Disamping tidak kekal, semuanya sedang mengalir. Setiap ciptaan di alam ini mengalir. Tokoh yang banyak pengikutnya di hari ini, bisa menjadi penghuni lembaga pemasyarakatan di hari lain. Remaja yang dibenci temannya di suatu hari bisa jadi pemimpin di hari lain.

Merenung di atas tumpukan bahan renungan seperti ini, kapan saja kemarahan datang menggoda selalu ingat sifat alami semuanya yang tidak kekal sekaligus mengalir. Tidak saja orang luar yang melukai tidak kekal, pikiran di dalam juga tidak kekal.
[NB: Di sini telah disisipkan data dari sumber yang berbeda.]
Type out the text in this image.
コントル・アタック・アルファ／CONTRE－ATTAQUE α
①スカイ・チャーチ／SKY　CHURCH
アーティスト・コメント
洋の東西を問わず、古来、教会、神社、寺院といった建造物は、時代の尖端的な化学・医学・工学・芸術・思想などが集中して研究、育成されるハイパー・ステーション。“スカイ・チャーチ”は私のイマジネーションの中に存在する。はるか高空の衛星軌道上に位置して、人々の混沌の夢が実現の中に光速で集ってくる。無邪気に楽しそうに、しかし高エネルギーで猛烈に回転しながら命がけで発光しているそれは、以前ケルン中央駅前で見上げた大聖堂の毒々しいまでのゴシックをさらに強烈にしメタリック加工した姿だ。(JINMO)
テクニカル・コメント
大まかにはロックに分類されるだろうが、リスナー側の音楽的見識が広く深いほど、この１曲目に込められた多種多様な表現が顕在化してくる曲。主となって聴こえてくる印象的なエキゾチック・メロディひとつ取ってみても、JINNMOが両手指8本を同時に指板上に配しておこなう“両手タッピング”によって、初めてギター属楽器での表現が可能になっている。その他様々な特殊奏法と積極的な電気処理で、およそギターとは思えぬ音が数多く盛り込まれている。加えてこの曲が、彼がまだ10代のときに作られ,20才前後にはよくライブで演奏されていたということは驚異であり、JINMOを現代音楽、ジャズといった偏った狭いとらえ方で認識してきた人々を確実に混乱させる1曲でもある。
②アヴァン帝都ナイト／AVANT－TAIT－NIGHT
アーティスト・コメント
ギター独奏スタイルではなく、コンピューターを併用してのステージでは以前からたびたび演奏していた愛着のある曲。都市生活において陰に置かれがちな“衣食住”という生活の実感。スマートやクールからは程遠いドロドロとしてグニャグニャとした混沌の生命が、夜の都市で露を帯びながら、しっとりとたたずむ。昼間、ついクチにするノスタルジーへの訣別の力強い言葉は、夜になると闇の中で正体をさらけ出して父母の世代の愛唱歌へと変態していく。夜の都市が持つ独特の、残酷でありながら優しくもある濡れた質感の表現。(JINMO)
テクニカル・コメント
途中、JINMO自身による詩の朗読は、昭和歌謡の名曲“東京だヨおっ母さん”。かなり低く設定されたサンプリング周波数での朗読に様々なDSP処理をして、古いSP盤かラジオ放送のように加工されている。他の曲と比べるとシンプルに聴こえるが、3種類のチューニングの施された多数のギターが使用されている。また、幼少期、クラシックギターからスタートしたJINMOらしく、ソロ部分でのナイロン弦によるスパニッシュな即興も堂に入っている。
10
Tidak saja pencerca di luar mengalir, suasana hati di dalam juga mengalir.

Idenya sederhana namun pelaksanaannya yang jauh dari sederhana. Terutama karena kepintaran, kesuksesan, keakuan sudah lama sekali memaksa agar yang disukai itu kekal dan permanen. Yang tidak disukai diharapkan pergi sejauh-jauhnya. Tidak mudah membuat kepintaran, kesuksesan yang bersekutu dengan keakuan untuk mengalir.

Tapi siapa saja yang mau sembuh dari penderitaan, lebih-lebih mau menemukan permata kesabaran, tidak ada pilihan yang lain selain tekun melatih diri agar memiliki pikiran yang cair, serta hati yang mengalir.

Suatu hari seorang Guru beladiri di pulau Okinawa Jepang dicegat dan ditantang berkelahi oleh seorang tentara AS yang sedang mabuk. Dengan sopannya, Guru bela diri ini tersenyum sambil lari menjauh. Murid yang ada di sebelahnya terbakar amarah kemudian bertanya: ‘kenapa tidak ditendang saja tentara mabuk tadi?’. Dengan tersenyum Guru bela diri ini menjawab: ‘belajar bela diri tidak untuk melukai orang, tapi untuk menjaga orang-orang’.

Inilah contoh konkrit jiwa indah yang sudah berjumpa permata kesabaran. Tentara yang mabuk di suatu sore bisa menjadi pria yang tersenyum di pagi berikutnya. Guru bela diri berbadan kekar di hari ini akan menjadi kakek tua yang berbadan lemah di tahun lain.